1
votes

I'm trying to figure out how to use pundit with my namespaced resources.

I've read lots of SO posts from others saying they have problems with this, but those predate discussions on the pundit gem issue tracker. The issue tracker isn't clear about what the solution is - so I'm stuck.

I have folder called Stance, which is a namespace for nested resources, one of which is called overview.

The model.rb file is called:

class Stance::Overview < ApplicationRecord

The controller is called:

class Stance::OverviewsController < ApplicationController

The table in the db is called:

create_table "stance_overviews", force: :cascade do |t|

In my app/policies folder, I've tried various ways of making a policy, with various attempts at then referencing the policy in the views. I can't find a way that works.
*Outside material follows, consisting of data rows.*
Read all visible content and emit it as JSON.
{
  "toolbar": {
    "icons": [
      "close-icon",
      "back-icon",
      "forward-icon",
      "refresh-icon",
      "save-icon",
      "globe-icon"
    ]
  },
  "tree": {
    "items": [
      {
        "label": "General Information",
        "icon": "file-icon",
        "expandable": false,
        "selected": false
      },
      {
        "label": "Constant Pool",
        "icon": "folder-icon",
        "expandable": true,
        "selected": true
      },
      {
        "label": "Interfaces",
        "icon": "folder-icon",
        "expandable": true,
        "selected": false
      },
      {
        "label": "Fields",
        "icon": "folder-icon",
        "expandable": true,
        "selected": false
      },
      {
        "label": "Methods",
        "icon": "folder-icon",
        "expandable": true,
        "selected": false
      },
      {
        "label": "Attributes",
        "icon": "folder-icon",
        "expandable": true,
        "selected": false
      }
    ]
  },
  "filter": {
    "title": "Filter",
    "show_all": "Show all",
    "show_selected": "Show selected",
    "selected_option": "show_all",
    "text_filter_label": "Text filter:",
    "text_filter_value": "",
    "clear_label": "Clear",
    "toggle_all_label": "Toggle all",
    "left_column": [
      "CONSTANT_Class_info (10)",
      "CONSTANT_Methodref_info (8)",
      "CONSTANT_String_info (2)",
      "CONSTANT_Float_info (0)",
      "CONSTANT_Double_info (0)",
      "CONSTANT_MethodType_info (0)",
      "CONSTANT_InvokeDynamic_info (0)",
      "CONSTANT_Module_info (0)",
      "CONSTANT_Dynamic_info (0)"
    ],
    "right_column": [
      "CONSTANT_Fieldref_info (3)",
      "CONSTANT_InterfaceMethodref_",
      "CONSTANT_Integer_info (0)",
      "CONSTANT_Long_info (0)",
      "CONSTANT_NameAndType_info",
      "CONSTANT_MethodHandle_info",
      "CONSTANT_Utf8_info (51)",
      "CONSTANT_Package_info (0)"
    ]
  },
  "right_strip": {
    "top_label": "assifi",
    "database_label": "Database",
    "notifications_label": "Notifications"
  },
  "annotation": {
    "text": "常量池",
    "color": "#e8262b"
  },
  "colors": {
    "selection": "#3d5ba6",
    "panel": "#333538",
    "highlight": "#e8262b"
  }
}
I've tried making a folder called Stance with a file called overview_policy.rb, with:

class Stance::OverviewPolicy < ApplicationPolicy

In my organisation view (which has one stance::overview), i define a local variable):

<% if current_user.organisation_id != @organisation.id %>

    <%= render 'stance/overviews/internal', overview: @organisation.overview %>
<% else %>
    <%= render 'stance/overviews/external', overview: @organisation.overview  %>
<% end %>   

Then in the view, I'm trying:

<% if policy(overview).show? %> 

<p><%= overview.explanation %></p>

<% end %>

I can't find a variation on this that works. Everything I've tried is a guess based on the SO posts, most of which predate the conversations on the pundit issue tracker.
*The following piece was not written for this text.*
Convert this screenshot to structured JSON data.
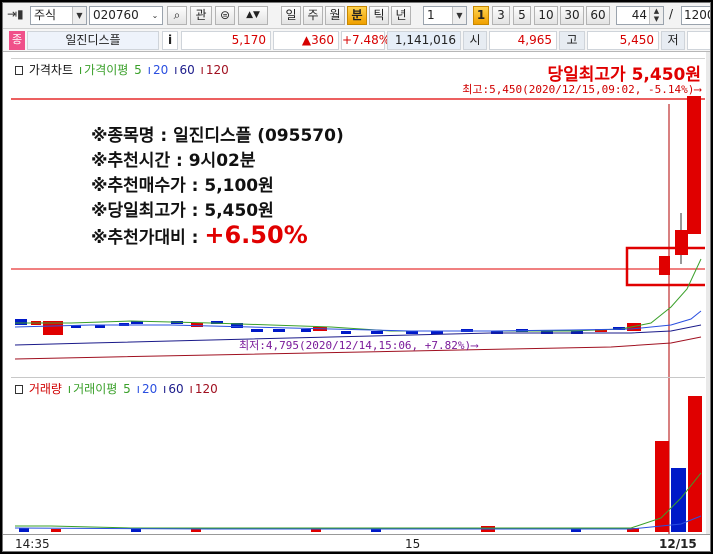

I don't get an error message, but the content doesnt render when it should.

Can anyone see what I need to do to be able to use pundit with namespaced resources?

1
Do you have the stance folder for the policy file named Stance or stance? I think it needs to be all lower case. We have a similar setup with one of our models and it's working fine. The only authorization is in the controller though.Scott
I have a lower case folder called 'stance' inside my policies folder. How do you name your class in the policy? I am doing this: class Stance::OverviewPolicy < ApplicationPolicyMel
That is exactly how I have mine setup. What error do you get?Scott

1 Answers

0
votes

when I meet the namespace problem, I use Pundit.policy().
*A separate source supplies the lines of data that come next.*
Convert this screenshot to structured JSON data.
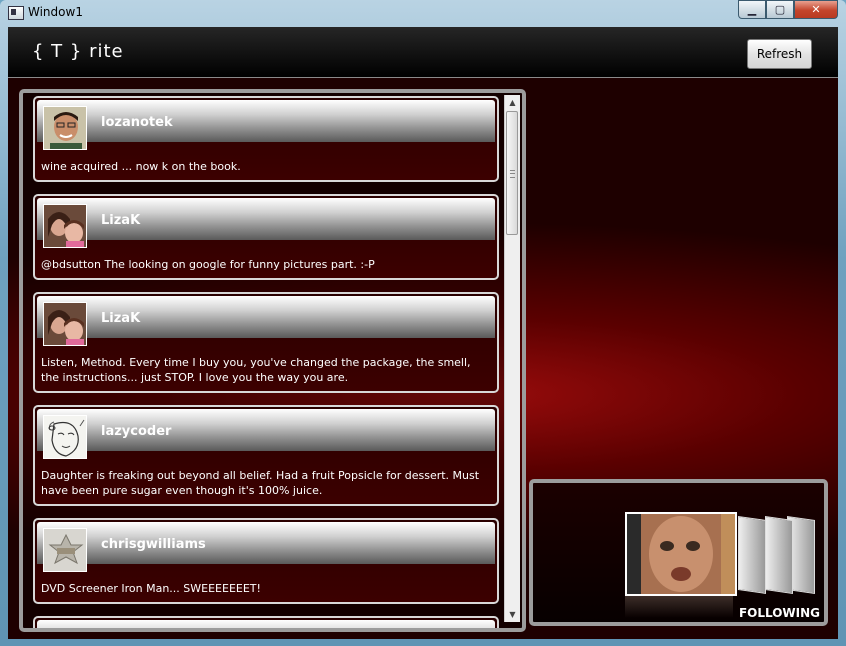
{
  "window": {
    "title": "Window1",
    "minimize": "▁",
    "maximize": "▢",
    "close": "✕"
  },
  "app": {
    "logo": "{ T } rite",
    "refresh_label": "Refresh"
  },
  "tweets": [
    {
      "user": "lozanotek",
      "text": "wine acquired ... now k on the book.",
      "avatar": "person-photo-icon"
    },
    {
      "user": "LizaK",
      "text": "@bdsutton The looking on google for funny pictures part. :-P",
      "avatar": "person-photo-icon"
    },
    {
      "user": "LizaK",
      "text": "Listen, Method. Every time I buy you, you've changed the package, the smell, the instructions... just STOP. I love you the way you are.",
      "avatar": "person-photo-icon"
    },
    {
      "user": "lazycoder",
      "text": "Daughter is freaking out beyond all belief. Had a fruit Popsicle for dessert. Must have been pure sugar even though it's 100% juice.",
      "avatar": "sketch-portrait-icon"
    },
    {
      "user": "chrisgwilliams",
      "text": "DVD Screener Iron Man...  SWEEEEEEET!",
      "avatar": "badge-icon"
    },
    {
      "user": "",
      "text": "",
      "avatar": ""
    }
  ],
  "following": {
    "label": "FOLLOWING"
  },
  "scrollbar": {
    "up": "▲",
    "down": "▼"
  },
  "colors": {
    "accent": "#8a0000",
    "panel_border": "#9c9c9c"
  }
}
For your class, I think should be use Pundit.policy(current_user,[:stance, :overview]).show? in the view and use authorize [:stance, @overview] in the controller.

the Pundit.policy(current_user,[:stance, :overview]).show? will find show? in app/policies/stance/overview_policy.rb.

if you write authorize [:stance, @overview] on show in your controller, it will find show? in app/policies/stance/overview_policy.rb.